By sheer coincidence, all of these products were available for sale in the shop. I looked around, but even if I was prepared to spend €15 on a small bottle of Aloe Vera moisturiser, most of the products would fall foul of the hand luggage liquid ban, so I declined.
From there, it was back to Camel Park, where we had to wait for our fellow tour group members to return from their trek. Camels are not native to the Canary Islands, but seem to have been introduced by settlers several centuries ago, so are now part of the scenery. I watched as a group came in. We were ordered to stand well back, as these camels are likely to spit and attack. Many of the animals were wearing what looked like face masks, and I briefly wondered if camels could transmit COVID, until I realised they were actually muzzles to protect us humans from being bitten.
Our final stop on the tour was at the Degollada de las Yuegas, a viewpoint overlooking the Fataga valley, offering more amazing views of this strange volcanic landscape. While Andrew set up and flew his drone, scaring a dog in the process, I settled for a panorama shot on my iPhone.
The mountains of Gran Canaria are ideal for astronomy – away from the coastal towns, there is very little light pollution, and at these high altitudes there is less distortion from the atmosphere. Perhaps in recognition of that fact, there was a guide to the night sky at the viewpoint, as well as a sign pointing to Estrella Polar (Polaris), a mere 4,228,946,521,243,618 kilometres away.
We returned back to Maspalomas, having gained a new appreciation for Gran Canaria. Away from the beaches and the loud resorts, there is another side to the island – beautiful, in a different way.
That evening it was back to Fiction, where the same waiter as Saturday night served us, and immediately recognised us, greeting us as if we were old friends.
We also found mini Connect 4 games set up on the tables for the punters to play. Naturally, my competitive streak kicked in, and I had to challenge Andrew to a match. After winning the first two games, I charitably offered to do best-of-five, which proved to be a mistake, as Andrew then won the next three games to become the overall victor. In my defence, I had drunk several Piña Coladas by this point.
Rounding off a perfect few days, we both got a hug from the handsome waiter as we left the bar (and this is why you should always tip generously).

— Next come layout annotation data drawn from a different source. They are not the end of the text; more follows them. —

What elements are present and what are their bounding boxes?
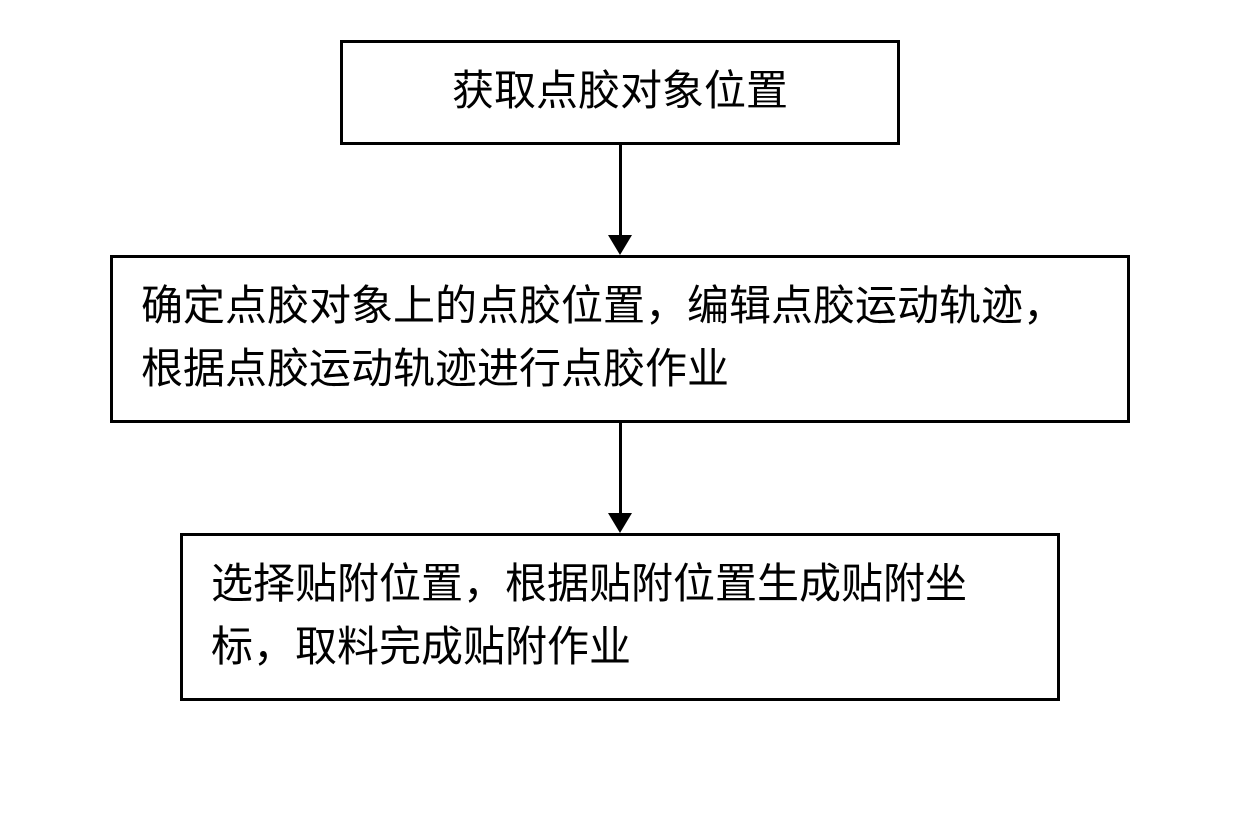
arrow-line [619,423,622,513]
flow-node-step1: 获取点胶对象位置 [340,40,900,145]
flowchart-container: 获取点胶对象位置 确定点胶对象上的点胶位置，编辑点胶运动轨迹，根据点胶运动轨迹进… [110,40,1130,701]
arrow-head-icon [608,235,632,255]
arrow-line [619,145,622,235]
arrow-head-icon [608,513,632,533]
flow-node-text: 获取点胶对象位置 [452,69,788,115]
flow-node-text: 确定点胶对象上的点胶位置，编辑点胶运动轨迹，根据点胶运动轨迹进行点胶作业 [141,284,1065,393]
flow-arrow [608,423,632,533]
flow-node-step2: 确定点胶对象上的点胶位置，编辑点胶运动轨迹，根据点胶运动轨迹进行点胶作业 [110,255,1130,423]
flow-node-text: 选择贴附位置，根据贴附位置生成贴附坐标，取料完成贴附作业 [211,562,967,671]
flow-arrow [608,145,632,255]
flow-node-step3: 选择贴附位置，根据贴附位置生成贴附坐标，取料完成贴附作业 [180,533,1060,701]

Landing in rainy Manchester on Tuesday night and enduring an awkward journey back to Liverpool by train, I had plenty of time to ponder the trip. It was certainly good to travel abroad and have a proper holiday again, and get a feel for international travel (having dipped a toe in the water with a flying visit to Berlin back in November).
I’ve also learned the value of a relaxing holiday, as opposed to the city breaks I usually do, where I rush around cramming in as many tourist attractions as possible.
Hopefully, 2022 will be a year where I get lots of travelling done, after a pandemic-enforced gap of almost two years. I already have some thoughts about where I can go next.
For now, though, I will enjoy the memories of golden beaches, blue skies and clear water.